Let us start by asking the economic variables and commodities that should be considered when trying to answer this question. At the highest level, the economic variables that matter the most are:
- Material: this is the cost of hardware, real estate, electricity, bandwidth, and everything else that you explicitly need to buy in order to run your service or product. This is the easiest variable to account for, because you write checks and get stuff, and all the quantities and numbers involved are clear.
- People: this is the cost of hiring and maintaining the people necessary to build and maintain your service or product. This variable is more fuzzy than material, because there are many costs associated with hiring a person besides just their compensation, and these costs become known only in the aggregate. For example, a general rule of thumb is that the total cost to a company hiring a person is approximately double their salary.
- Time: the cost of time has two components–the monetary value of time spent by the people you have hired, and the monetary value of losing out in the market due to arriving too late or building the wrong product, i.e. opportunity cost. Due to the 2nd component, this is by far the most fuzzy and hard to account for variable.

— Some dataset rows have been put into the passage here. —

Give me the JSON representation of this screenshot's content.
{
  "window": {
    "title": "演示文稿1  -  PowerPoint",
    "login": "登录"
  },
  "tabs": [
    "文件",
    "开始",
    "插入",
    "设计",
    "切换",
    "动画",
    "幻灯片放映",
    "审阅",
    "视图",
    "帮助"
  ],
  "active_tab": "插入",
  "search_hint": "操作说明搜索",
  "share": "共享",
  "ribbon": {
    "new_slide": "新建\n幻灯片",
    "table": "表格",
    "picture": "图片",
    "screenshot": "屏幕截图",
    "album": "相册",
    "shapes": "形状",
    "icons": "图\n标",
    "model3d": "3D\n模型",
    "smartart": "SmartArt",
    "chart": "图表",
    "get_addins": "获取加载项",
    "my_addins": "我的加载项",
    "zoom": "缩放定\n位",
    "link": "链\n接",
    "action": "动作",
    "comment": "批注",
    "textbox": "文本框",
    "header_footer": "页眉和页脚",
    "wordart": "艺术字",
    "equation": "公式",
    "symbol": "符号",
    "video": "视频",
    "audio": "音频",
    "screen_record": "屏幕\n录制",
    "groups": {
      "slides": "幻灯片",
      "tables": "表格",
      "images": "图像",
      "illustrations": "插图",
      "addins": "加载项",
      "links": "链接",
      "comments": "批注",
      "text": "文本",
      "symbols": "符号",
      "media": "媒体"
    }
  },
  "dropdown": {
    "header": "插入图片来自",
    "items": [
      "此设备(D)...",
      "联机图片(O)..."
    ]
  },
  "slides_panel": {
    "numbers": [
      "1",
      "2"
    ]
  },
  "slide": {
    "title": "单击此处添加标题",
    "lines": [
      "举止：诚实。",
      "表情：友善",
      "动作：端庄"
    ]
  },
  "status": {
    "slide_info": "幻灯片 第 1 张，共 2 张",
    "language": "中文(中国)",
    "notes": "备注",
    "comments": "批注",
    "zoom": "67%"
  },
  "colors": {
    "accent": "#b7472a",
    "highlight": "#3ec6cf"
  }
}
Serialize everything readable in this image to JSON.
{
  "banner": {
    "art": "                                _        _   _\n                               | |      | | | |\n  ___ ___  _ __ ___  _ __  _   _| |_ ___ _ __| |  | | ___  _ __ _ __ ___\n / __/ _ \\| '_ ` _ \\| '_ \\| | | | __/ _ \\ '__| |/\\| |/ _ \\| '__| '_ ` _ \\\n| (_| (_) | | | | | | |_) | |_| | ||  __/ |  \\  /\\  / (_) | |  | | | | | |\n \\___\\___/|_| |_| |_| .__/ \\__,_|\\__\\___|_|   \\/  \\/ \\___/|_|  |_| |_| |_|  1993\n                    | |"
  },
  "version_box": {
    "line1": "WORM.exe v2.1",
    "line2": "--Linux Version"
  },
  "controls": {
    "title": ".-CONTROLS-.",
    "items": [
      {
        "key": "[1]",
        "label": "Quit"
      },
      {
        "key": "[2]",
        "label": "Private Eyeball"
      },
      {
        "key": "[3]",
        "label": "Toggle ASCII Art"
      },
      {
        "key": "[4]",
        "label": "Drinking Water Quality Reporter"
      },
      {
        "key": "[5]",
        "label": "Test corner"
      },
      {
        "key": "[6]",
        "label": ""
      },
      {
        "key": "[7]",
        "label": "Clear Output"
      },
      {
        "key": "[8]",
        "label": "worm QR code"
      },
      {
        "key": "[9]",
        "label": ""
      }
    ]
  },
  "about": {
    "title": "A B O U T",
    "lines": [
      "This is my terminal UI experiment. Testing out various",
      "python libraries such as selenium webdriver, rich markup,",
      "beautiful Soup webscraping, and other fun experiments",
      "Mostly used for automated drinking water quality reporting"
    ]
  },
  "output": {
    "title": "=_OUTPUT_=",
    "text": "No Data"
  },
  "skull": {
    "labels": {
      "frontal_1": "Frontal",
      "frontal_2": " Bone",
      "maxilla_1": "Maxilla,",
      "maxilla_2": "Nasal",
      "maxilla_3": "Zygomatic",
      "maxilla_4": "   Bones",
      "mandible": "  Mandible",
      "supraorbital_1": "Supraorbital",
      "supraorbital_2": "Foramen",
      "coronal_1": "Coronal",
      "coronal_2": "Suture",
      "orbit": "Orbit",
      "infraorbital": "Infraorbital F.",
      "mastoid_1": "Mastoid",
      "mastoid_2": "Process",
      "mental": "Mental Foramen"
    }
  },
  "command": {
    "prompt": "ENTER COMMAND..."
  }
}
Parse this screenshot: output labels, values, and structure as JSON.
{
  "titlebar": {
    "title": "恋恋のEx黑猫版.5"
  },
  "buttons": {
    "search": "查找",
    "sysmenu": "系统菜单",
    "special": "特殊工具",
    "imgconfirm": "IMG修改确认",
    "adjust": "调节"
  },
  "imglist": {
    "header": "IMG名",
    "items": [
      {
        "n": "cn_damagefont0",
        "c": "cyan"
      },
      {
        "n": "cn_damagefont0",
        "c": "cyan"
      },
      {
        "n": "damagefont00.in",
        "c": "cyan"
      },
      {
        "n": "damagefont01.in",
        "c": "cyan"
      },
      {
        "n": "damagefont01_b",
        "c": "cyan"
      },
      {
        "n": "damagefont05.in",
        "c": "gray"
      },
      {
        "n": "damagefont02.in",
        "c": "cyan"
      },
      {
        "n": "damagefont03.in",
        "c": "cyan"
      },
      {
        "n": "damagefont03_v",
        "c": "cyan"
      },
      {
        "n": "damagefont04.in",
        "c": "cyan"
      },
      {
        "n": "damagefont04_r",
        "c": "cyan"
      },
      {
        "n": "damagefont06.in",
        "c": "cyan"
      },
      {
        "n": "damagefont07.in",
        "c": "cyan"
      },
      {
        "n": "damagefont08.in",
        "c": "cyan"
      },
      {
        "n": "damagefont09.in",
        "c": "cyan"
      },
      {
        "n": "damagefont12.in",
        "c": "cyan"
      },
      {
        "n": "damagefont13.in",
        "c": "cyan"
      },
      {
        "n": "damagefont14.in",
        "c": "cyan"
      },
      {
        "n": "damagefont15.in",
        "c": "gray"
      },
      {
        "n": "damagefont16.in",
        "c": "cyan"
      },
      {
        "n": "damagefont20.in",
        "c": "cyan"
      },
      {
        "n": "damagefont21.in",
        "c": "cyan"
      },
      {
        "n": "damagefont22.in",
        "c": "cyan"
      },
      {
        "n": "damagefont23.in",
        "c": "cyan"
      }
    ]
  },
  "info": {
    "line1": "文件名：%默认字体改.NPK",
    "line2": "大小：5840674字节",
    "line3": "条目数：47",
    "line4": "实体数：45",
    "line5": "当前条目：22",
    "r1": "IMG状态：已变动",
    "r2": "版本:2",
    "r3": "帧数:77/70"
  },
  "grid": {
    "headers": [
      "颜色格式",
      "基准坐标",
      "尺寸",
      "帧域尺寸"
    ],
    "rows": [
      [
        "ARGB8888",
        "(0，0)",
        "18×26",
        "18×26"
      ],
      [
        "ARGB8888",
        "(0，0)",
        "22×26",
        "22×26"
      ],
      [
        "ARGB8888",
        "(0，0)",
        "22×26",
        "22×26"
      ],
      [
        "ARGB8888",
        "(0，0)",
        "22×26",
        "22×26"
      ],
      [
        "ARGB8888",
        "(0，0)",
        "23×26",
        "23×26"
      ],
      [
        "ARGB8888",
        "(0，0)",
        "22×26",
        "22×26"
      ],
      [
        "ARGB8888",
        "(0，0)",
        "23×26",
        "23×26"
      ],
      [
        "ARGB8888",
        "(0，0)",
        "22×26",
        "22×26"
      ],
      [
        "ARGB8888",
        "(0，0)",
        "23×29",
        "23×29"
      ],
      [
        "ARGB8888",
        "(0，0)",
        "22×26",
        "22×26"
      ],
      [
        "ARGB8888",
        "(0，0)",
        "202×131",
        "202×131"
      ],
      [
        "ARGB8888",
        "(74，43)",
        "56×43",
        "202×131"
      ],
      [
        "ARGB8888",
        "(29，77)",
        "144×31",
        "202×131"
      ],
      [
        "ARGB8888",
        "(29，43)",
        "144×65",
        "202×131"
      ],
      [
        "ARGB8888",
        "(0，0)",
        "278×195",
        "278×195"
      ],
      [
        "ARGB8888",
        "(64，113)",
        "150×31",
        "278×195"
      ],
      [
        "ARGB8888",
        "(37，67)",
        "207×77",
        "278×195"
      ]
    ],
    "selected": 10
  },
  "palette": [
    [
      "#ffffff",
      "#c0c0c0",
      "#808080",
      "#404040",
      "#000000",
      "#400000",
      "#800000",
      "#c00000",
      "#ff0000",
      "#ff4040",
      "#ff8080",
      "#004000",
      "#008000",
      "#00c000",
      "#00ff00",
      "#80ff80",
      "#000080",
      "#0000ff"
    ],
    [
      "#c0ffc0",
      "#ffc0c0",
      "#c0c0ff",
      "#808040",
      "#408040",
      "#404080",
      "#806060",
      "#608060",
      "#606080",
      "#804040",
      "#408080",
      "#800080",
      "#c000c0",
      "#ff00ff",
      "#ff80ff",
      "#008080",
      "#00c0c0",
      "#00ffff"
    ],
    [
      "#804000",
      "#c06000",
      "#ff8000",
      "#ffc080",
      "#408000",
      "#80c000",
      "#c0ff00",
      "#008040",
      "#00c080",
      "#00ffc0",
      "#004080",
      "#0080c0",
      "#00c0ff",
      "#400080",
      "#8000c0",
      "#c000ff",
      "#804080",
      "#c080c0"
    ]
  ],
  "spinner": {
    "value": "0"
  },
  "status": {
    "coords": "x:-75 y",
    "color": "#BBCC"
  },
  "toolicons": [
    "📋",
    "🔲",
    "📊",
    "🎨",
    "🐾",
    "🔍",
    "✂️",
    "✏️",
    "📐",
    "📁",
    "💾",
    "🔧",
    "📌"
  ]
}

The total cost of building and maintaining a product of service is the sum of these 3 costs. I’m going to assume that the intent of the original question was to decrease cost, while ignoring revenue and profit from the product.
I am by no means suggesting that these 3 are the only economic variables that should be considered, just that they form a crude model sufficient for the argument at hand. One could go on to list dozens of other variables, but most of them would fall into one of these 3 categories.
Now that we have set the stage, we can reframe the original question to “suppose we built a product using C or C++, and we know its cost to be X, if, in an alternate universe we built the exact same product using language L, would the cost be less than X?”
Note that this alternate universe does not have to be a parallel one, it could just be the universe starting at time=now, i.e. building the product over again with the new language.
An alternate way of framing the question would be: given the space of cost defined by these variables, in which regions of that space is language/technology X more economical than others?
Let me make this concrete by considering two common scenarios:
You are a startup: in this case, the cost of time dominates the other 2 variables. You are in a race to build something fast, release it, discover whether it works, and iterate. If you can use a technology or language that chews through material that lets you build and modify your product very quickly, you should choose that. This is a familiar story–and the reason why supple and expressive languages like Ruby and Python are so popular among startups.
You are a warehouse scale computing company: you run multiple large data centers, with gazillions of machines. You have a few products and services that are used by billions of users. At this scale, the cost of material starts becoming a significant component of your overall cost, and may even dominate the other two variables.
The difference between these two scenarios boils down to this: are you spending hardware on people, or people on hardware?
The major problem is that the crossover between the two is extremely fuzzy. It’s like navigating a ship across the Pacific with your instruments only telling you when you have crossed either Tropic. Chances are, one fine day the person who actually writes the checks will notice that, for example, they are spending nearly as much on material as on people, and will instruct the next line of engineering managers to crank the dial towards optimization.
The astute reader will notice that I still haven’t answered the question. The answer is… it depends.
The particular example that Lemire used is a batch job, where we would like to maximize throughput–process as many integers possible. Another important class of applications does not care so much about throughput, but about the latency of each individual request. VM randomness like GC pauses are a disadvantage for those.
VMs have their own memory overhead, which might not be significant when running on a few machines, but when multiplied by thousands of machines quickly becomes significant.
Is C/C++ worth it? Yes. For backend infrastructure that runs across entire datacenters, the truth is the economics simply do not work out with anything else. Of course, not everyone operates on that scale, and for them the answer will be different. How exactly C and C++ landed up in that position is an entirely different story. And the situation looks like it won’t change anytime soon, because while there has been an explosion of higher level languages in the last couple of decades, nothing has come close to dislodging C/C++ from the perch of systems/infrastructure supremacy.
One more thing: implicit in Lemire’s post is that the “low-levelness” of C/C++ is a substantial burden, and it would be a worthwhile tradeoff to use a higher-level level, more expressive language. In my anecdotal experience, the low-level nature of C/C++ has not been an issue with the right programmers. I’ve seen programmers around me who are productive in spades with C++, notwithstanding all the blogosphere’s chatter about how much it sucks to work with C++. I think the reason is that the bottleneck in system construction is often elsewhere. Again, that’s a whole other story.
So the answer is, yes, C/C++ worth it when it is.